Creative artists of all media have known this for hundreds, perhaps thousands, of years. It's the shedding of light and air on our darkest fears, closeted away in secrecy inside of us, sometimes so hidden that even we don't know what it is that is terrifying us-this is creative expression. But in our society of specialists, we've gotten in the bad habit of thinking that this province of creative expression belongs to artists alone. So often I have heard my dying patients, who are dying of boredom as well as disease, say to me, "But I'm not an artist! I'm not creative!" And yet the sheer act of being alive and being human is to be creative. It is only the artists and children that I don't have to persuade of this truth. They know it in their bodies.
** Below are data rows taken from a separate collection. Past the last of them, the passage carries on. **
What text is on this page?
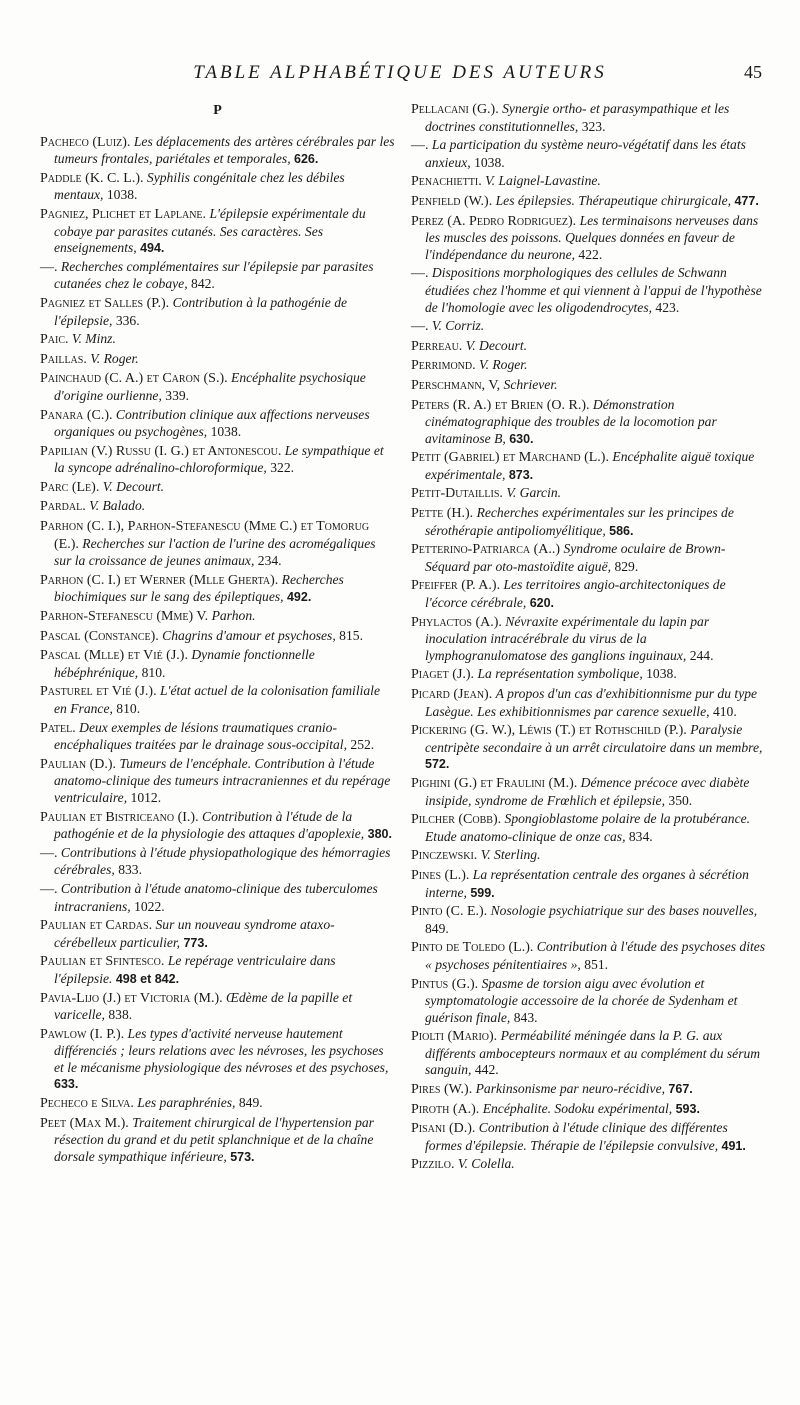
TABLE ALPHABÉTIQUE DES AUTEURS	45
P
Pacheco (Luiz). Les déplacements des artères cérébrales par les tumeurs frontales, pariétales et temporales, 626.
Paddle (K. C. L.). Syphilis congénitale chez les débiles mentaux, 1038.
Pagniez, Plichet et Laplane. L'épilepsie expérimentale du cobaye par parasites cutanés. Ses caractères. Ses enseignements, 494.
—. Recherches complémentaires sur l'épilepsie par parasites cutanées chez le cobaye, 842.
Pagniez et Salles (P.). Contribution à la pathogénie de l'épilepsie, 336.
Paic. V. Minz.
Paillas. V. Roger.
Painchaud (C. A.) et Caron (S.). Encéphalite psychosique d'origine ourlienne, 339.
Panara (C.). Contribution clinique aux affections nerveuses organiques ou psychogènes, 1038.
Papilian (V.) Russu (I. G.) et Antonescou. Le sympathique et la syncope adrénalino-chloroformique, 322.
Parc (Le). V. Decourt.
Pardal. V. Balado.
Parhon (C. I.), Parhon-Stefanescu (Mme C.) et Tomorug (E.). Recherches sur l'action de l'urine des acromégaliques sur la croissance de jeunes animaux, 234.
Parhon (C. I.) et Werner (Mlle Gherta). Recherches biochimiques sur le sang des épileptiques, 492.
Parhon-Stefanescu (Mme) V. Parhon.
Pascal (Constance). Chagrins d'amour et psychoses, 815.
Pascal (Mlle) et Vié (J.). Dynamie fonctionnelle hébéphrénique, 810.
Pasturel et Vié (J.). L'état actuel de la colonisation familiale en France, 810.
Patel. Deux exemples de lésions traumatiques cranio-encéphaliques traitées par le drainage sous-occipital, 252.
Paulian (D.). Tumeurs de l'encéphale. Contribution à l'étude anatomo-clinique des tumeurs intracraniennes et du repérage ventriculaire, 1012.
Paulian et Bistriceano (I.). Contribution à l'étude de la pathogénie et de la physiologie des attaques d'apoplexie, 380.
—. Contributions à l'étude physiopathologique des hémorragies cérébrales, 833.
—. Contribution à l'étude anatomo-clinique des tuberculomes intracraniens, 1022.
Paulian et Cardas. Sur un nouveau syndrome ataxo-cérébelleux particulier, 773.
Paulian et Sfintesco. Le repérage ventriculaire dans l'épilepsie. 498 et 842.
Pavia-Lijo (J.) et Victoria (M.). Œdème de la papille et varicelle, 838.
Pawlow (I. P.). Les types d'activité nerveuse hautement différenciés ; leurs relations avec les névroses, les psychoses et le mécanisme physiologique des névroses et des psychoses, 633.
Pecheco e Silva. Les paraphrénies, 849.
Peet (Max M.). Traitement chirurgical de l'hypertension par résection du grand et du petit splanchnique et de la chaîne dorsale sympathique inférieure, 573.
Pellacani (G.). Synergie ortho- et parasympathique et les doctrines constitutionnelles, 323.
—. La participation du système neuro-végétatif dans les états anxieux, 1038.
Penachietti. V. Laignel-Lavastine.
Penfield (W.). Les épilepsies. Thérapeutique chirurgicale, 477.
Perez (A. Pedro Rodriguez). Les terminaisons nerveuses dans les muscles des poissons. Quelques données en faveur de l'indépendance du neurone, 422.
—. Dispositions morphologiques des cellules de Schwann étudiées chez l'homme et qui viennent à l'appui de l'hypothèse de l'homologie avec les oligodendrocytes, 423.
—. V. Corriz.
Perreau. V. Decourt.
Perrimond. V. Roger.
Perschmann, V, Schriever.
Peters (R. A.) et Brien (O. R.). Démonstration cinématographique des troubles de la locomotion par avitaminose B, 630.
Petit (Gabriel) et Marchand (L.). Encéphalite aiguë toxique expérimentale, 873.
Petit-Dutaillis. V. Garcin.
Pette (H.). Recherches expérimentales sur les principes de sérothérapie antipoliomyélitique, 586.
Petterino-Patriarca (A..) Syndrome oculaire de Brown-Séquard par oto-mastoïdite aiguë, 829.
Pfeiffer (P. A.). Les territoires angio-architectoniques de l'écorce cérébrale, 620.
Phylactos (A.). Névraxite expérimentale du lapin par inoculation intracérébrale du virus de la lymphogranulomatose des ganglions inguinaux, 244.
Piaget (J.). La représentation symbolique, 1038.
Picard (Jean). A propos d'un cas d'exhibitionnisme pur du type Lasègue. Les exhibitionnismes par carence sexuelle, 410.
Pickering (G. W.), Léwis (T.) et Rothschild (P.). Paralysie centripète secondaire à un arrêt circulatoire dans un membre, 572.
Pighini (G.) et Fraulini (M.). Démence précoce avec diabète insipide, syndrome de Frœhlich et épilepsie, 350.
Pilcher (Cobb). Spongioblastome polaire de la protubérance. Etude anatomo-clinique de onze cas, 834.
Pinczewski. V. Sterling.
Pines (L.). La représentation centrale des organes à sécrétion interne, 599.
Pinto (C. E.). Nosologie psychiatrique sur des bases nouvelles, 849.
Pinto de Toledo (L.). Contribution à l'étude des psychoses dites « psychoses pénitentiaires », 851.
Pintus (G.). Spasme de torsion aigu avec évolution et symptomatologie accessoire de la chorée de Sydenham et guérison finale, 843.
Piolti (Mario). Perméabilité méningée dans la P. G. aux différents ambocepteurs normaux et au complément du sérum sanguin, 442.
Pires (W.). Parkinsonisme par neuro-récidive, 767.
Piroth (A.). Encéphalite. Sodoku expérimental, 593.
Pisani (D.). Contribution à l'étude clinique des différentes formes d'épilepsie. Thérapie de l'épilepsie convulsive, 491.
Pizzilo. V. Colella.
When Sarah transformed her secret fear that her sister would die into the first clay tombstone, she recognized the truth hidden inside of her: "My sister is going to die." The relief of finally having it out in the open and clearly expressed eased the sadness Sarah had been feeling. Physically manipulating such a huge unknown reality as death, as she worked the clay, may have brought her a sense of power as well as relief. It surely gave her some control over something that frightened her. And the resulting little colored clay cemetery is unforgettable. It is this ability of art to serve as a witness to our pain, to show the depths and profundity of our lives, that gives it as much of its therapeutic power as ridding the body of uncomfortable feelings or illuminating our darkest fears. Creating her private and personal cemetery also enabled Sarah to transform difficult feelings into knowledge and wisdom. She made something she could learn to live with, the reality that someday everyone in her family would die. Sarah created a very neat solution to the enormous problem of how her family could still be a family after her sister died. It is in death that she could hope that her family would be reunited. Sarah got it right.

*This excerpt came from Hospice Foundation of America's book Living With Grief: Children, Adolescents, and Loss.